The next evening, or rather in the early hours of another day, four people were seated around the hospitable board of Kathleen Weir. One of these was the actress herself, her eyes bright with joy, her cheeks flushed with excitement, for the new play had been a great success, and the character of the heroine—passionate, loving, and impulsive—had suited her, and had won genuine applause from a crowded house. And her three guests consisted of Ralph Webster, another actress, and her present lover.

This other actress was of a very different type to Kathleen Weir. If she had not been beautiful she would have been nowhere on the stage. But she was beautiful; a sleepy, languid beauty, with a skin of snow, and shadowed dreamy eyes whose power she knew. And seated near her at the round supper table was young Lord Dereham, with his eyes fixed eagerly on her face.

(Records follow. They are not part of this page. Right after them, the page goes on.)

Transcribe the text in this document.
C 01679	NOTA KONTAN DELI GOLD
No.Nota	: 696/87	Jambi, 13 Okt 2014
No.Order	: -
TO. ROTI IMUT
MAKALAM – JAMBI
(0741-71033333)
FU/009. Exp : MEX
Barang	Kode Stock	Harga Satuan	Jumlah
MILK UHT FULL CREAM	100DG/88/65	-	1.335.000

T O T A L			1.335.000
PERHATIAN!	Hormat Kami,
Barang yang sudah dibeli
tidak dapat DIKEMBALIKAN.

Lord Dereham—the Earl of Dereham—had only very lately come into his great possessions. He was rather good-looking, with an honest, open expression, and the fair woman by his side had made up her mind, in her cold-hearted, calculating way, that she would become his wife. She was not in the least in love with him, but she wished to be a countess, and have nothing to do but amuse herself, and she was doing her best to obtain these luxuries.

Her name was Linda Falconer—the lovely Falconer the men called her—and her intended quarry at the present moment was Robert, Lord Dereham. Kathleen Weir had invited these two with a motive. She knew Linda Falconer would devote herself to Dereham, and that thus without being alone with Ralph Webster, that she would virtually be so.

They had laughed and jested about the new play; Kathleen, in her quick way and with her strong sense of humor, had brightly related little incidents that had occurred during the evening. She was not afraid of Linda Falconer’s white skin and dreamy eyes; she knew Linda had no wit, and that her beauty was all she had to depend on. Kathleen, on the other hand, had many resources. She was handsome, or seemed so; she was clever, and somehow she fancied that Ralph Webster was not a man who cared only for charms that were skin deep.

Suddenly she sprang to her feet in her lithe way.

“As all you good people seem to have finished supper,” she said, “suppose we go into the other room and I will sing you a song.”

Ralph Webster at once rose.

“I am too weary to move,” said Linda Falconer, with a languid glance at Lord Dereham.